Are the winters 2010 and 2012 archetypes exhibiting extreme opposite behavior of the North Atlantic jet stream?

The atmospheric circulation over the North Atlantic-European sector experienced exceptional but highly contrasting conditions in the recent 2010 and 2012 winters (November-March; with the year dated by the relevant January). Evidence is given for the remarkably different locations of the eddy-driven westerly jet over the North Atlantic. In the 2010 winter the maximum of the jet stream was systematically between 30ºN and 40ºN (in the ‘south jet regime’), while in the 2012 winter it was predominantly located around 55ºN (north jet regime). These jet features underline the occurrence of either weak flow (2010) or strong and persistent ridges throughout the troposphere (2012). This is confirmed by the very different occurrence of blocking systems over the North Atlantic, associated with episodes of strong cyclonic (anticyclonic) Rossby wave breaking in 2010 (2012) winters.

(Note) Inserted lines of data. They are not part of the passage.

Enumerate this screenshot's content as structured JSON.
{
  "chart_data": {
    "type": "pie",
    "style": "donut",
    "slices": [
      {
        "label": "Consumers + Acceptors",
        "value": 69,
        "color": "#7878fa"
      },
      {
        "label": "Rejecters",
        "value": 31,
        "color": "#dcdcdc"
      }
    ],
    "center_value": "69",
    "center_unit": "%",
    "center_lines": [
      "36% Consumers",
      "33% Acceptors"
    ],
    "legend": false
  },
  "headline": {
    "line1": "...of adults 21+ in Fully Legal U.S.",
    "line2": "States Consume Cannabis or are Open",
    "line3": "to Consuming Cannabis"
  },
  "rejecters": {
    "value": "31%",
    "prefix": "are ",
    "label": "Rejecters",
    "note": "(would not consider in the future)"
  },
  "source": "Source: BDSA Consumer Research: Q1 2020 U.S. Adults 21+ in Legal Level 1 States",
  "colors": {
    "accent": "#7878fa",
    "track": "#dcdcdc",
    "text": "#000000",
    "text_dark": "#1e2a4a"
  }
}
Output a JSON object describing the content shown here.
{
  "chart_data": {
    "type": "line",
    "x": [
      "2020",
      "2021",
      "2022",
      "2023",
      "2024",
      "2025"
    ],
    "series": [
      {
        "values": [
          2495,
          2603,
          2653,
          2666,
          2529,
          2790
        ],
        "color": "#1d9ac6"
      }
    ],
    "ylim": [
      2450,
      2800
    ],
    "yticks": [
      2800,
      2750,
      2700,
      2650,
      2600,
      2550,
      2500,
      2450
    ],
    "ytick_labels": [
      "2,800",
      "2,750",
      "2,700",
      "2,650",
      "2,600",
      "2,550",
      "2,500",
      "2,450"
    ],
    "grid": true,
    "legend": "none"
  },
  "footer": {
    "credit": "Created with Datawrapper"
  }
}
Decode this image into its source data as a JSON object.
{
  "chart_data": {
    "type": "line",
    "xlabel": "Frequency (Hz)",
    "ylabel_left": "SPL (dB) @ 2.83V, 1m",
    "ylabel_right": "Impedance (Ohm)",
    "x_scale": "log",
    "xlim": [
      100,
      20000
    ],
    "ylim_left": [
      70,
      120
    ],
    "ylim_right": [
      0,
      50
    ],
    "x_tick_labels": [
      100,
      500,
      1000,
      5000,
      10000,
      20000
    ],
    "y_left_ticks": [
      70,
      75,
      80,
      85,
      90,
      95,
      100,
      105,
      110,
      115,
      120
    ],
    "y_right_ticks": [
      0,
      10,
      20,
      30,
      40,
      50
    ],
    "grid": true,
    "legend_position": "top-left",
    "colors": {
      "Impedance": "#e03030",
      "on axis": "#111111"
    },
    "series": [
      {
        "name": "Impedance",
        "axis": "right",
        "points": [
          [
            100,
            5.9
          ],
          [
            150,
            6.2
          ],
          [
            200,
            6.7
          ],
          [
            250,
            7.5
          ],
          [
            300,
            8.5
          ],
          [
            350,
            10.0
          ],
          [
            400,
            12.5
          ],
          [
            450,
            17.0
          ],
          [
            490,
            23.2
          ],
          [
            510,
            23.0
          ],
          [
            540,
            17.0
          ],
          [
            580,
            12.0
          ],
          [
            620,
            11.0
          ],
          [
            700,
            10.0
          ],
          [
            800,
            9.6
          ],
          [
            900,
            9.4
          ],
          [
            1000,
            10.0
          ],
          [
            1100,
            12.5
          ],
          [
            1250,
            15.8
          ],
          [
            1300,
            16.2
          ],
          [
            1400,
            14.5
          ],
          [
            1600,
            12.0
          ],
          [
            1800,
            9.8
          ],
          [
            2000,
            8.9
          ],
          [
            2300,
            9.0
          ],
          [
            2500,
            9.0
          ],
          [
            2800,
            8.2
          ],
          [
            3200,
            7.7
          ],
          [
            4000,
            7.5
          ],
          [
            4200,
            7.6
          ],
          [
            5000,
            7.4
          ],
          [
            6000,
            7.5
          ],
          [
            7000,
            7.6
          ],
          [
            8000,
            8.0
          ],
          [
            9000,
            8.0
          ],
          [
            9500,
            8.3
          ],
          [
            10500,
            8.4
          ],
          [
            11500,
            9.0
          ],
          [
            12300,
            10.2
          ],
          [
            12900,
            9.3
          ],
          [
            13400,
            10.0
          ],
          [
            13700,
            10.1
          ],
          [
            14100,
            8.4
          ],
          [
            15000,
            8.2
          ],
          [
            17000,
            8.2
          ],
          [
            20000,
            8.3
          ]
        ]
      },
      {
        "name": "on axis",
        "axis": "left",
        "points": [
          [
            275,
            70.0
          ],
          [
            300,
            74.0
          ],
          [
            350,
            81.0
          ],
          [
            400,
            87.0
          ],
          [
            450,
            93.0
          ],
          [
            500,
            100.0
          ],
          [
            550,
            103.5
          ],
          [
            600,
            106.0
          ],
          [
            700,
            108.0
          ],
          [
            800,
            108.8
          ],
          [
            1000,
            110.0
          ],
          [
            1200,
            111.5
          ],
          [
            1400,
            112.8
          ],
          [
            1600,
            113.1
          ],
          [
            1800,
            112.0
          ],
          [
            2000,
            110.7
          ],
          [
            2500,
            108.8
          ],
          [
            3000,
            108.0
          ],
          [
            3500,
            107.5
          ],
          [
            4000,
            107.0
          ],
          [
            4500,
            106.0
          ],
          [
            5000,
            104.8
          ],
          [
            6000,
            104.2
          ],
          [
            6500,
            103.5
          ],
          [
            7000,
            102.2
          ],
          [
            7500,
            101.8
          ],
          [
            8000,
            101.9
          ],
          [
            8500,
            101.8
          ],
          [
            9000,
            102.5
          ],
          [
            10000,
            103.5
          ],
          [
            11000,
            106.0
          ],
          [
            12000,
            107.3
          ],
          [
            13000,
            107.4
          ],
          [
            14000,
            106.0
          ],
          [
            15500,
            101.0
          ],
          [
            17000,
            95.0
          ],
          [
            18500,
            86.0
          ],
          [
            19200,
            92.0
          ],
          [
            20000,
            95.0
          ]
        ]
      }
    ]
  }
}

These dynamical features underlie strong precipitation and temperature anomalies over parts of Europe, with detrimental impacts on many socioeconomic sectors. Despite the highly contrasting atmospheric states, mid and high-latitude boundary conditions do not reveal strong differences in these two winters. The two winters were associated with opposite ENSO phases, but there is no causal evidence of a remote forcing from the Pacific sea surface temperatures. Finally, the exceptionality of the two winters is demonstrated in relation to the last 140 years. It is suggested that these winters may be seen as archetypes of North Atlantic jet variability under current climate conditions.